The case is Francis v. Kings Manor, issued on March 25. Francis lived in an apartment complex in Suffolk County. His neighbor targeted Francis for horrible racial harassment that eventually got the neighbor arrested for aggravated harassment. Francis complained on multiple occasions to the landlord about this abuse, but the landlord did nothing, though it did handle other non-race-related disputes among tenants on other occasions. 

This case reaches the Court of Appeals on a Rule 12(b)(6) posture, so there is no discovery yet, just the pleading. The majority says the FHA cannot provide a remedy because, unlike racial harassment in the workplace, landlords do not have the "substantial control" over tenants that employers have over employees.

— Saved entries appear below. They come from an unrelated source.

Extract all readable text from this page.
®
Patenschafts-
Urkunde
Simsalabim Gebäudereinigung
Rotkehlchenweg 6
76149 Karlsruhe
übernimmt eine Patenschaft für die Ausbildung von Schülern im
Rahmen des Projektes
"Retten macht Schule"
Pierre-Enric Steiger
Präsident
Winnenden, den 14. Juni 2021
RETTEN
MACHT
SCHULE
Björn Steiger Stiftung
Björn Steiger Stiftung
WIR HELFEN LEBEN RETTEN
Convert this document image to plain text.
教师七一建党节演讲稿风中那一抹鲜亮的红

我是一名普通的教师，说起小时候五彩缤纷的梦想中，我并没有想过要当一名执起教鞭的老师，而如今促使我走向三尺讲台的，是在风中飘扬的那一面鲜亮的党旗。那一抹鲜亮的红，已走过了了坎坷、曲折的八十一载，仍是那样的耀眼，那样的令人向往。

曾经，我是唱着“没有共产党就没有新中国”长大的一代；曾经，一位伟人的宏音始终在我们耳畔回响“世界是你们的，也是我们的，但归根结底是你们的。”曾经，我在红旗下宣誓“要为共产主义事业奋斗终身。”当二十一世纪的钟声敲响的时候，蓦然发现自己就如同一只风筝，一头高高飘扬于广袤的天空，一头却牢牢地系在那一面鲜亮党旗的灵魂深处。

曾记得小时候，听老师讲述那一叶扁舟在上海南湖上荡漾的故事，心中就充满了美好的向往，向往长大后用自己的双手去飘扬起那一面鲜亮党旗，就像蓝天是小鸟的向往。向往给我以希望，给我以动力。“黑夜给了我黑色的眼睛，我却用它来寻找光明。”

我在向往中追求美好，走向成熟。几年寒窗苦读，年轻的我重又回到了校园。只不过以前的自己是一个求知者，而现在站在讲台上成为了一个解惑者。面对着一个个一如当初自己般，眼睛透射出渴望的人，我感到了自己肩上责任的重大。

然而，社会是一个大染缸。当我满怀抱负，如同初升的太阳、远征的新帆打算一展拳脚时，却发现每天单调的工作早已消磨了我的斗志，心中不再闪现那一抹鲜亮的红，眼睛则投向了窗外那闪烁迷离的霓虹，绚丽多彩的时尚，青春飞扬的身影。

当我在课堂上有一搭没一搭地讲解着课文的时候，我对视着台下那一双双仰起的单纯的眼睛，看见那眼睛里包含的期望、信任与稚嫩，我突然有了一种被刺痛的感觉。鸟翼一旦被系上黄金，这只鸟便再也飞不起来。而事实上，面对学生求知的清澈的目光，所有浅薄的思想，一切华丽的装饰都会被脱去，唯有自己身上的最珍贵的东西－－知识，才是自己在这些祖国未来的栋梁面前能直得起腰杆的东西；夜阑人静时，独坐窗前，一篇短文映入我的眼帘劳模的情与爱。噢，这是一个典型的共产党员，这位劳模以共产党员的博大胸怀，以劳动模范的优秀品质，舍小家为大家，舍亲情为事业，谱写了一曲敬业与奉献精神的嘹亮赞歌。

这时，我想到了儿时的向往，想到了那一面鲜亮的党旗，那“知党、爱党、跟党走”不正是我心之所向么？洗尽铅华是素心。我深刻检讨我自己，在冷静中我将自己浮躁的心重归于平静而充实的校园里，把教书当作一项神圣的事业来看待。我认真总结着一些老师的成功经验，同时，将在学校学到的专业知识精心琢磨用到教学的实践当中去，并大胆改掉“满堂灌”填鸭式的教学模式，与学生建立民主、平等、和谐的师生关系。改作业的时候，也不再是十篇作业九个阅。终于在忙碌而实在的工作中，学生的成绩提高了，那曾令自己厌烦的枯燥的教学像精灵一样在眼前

Judge Cabranes, writes, "We are hard-pressed to presume that an employer's manner and degree of control over its agent-employees is equivalent to that of a landlord over its tenants." Not only do "most employers have ready access to, effective control over, and the ability to move within, the physical workspace and can freely dismiss at-will employees," and they can monitor and investigate employees to remediate misconduct, the same cannot be said about landlords. In addition, 

New York tort law has long been clear that a landlord has no general duty to protect tenants even from “the criminal acts of yet another tenant, since it cannot be said that [a] landlord ha[s] the ability or a reasonable opportunity to control [the offending tenant]” and the “power to evict cannot be said to . . . furnish” such control. 
Judge Lohier writes the main dissent, having written the majority decision in this case a few years ago that the en banc ruling now reverses. After reviewing the extent of the racial harassment visited upon plaintiff and the landlord's indifference to his complaints, Judge Lohier notes that under the minimal pleading requirements in civil rights cases in the Second Circuit, plaintiff states a case in part because he alleges the landlord had authority to counsel, discipline and evict the harasser and it had intervened in other disputes among tenants. The lease gives the landlord authority to control bad tenants, and in this case we are not talking about a loud stereo but criminal activity that got the harasser arrested. Plus, we have the warranty of habitability that state law imposes on landlords to ensure the tenants have a safe living environment. 

En banc rulings in the Second Circuit are rare. The last civil case that the entire court took up was Zarda v. Altitude Express, where the Court held for the first time that sexual orientation discrimination is a form of sex discrimination under Title VII, a ruling that the Supreme Court upheld in Bostock/Zarda in 2020. That en banc case was heard in 2017. If you are keeping score, the lineup in the Francis case is as follows: of the seven judges in the majority, one was appointed by a Democrat (Cabranes), one was appointed by George W. Bush (Livingston) and five were appointed by Trump (Bianco, Nardini, Menashi, Sullivan and Park). All the dissenters (Chin, Lohier, Pooler, Katzmann, and Carney) were appointed by Democratic presidents.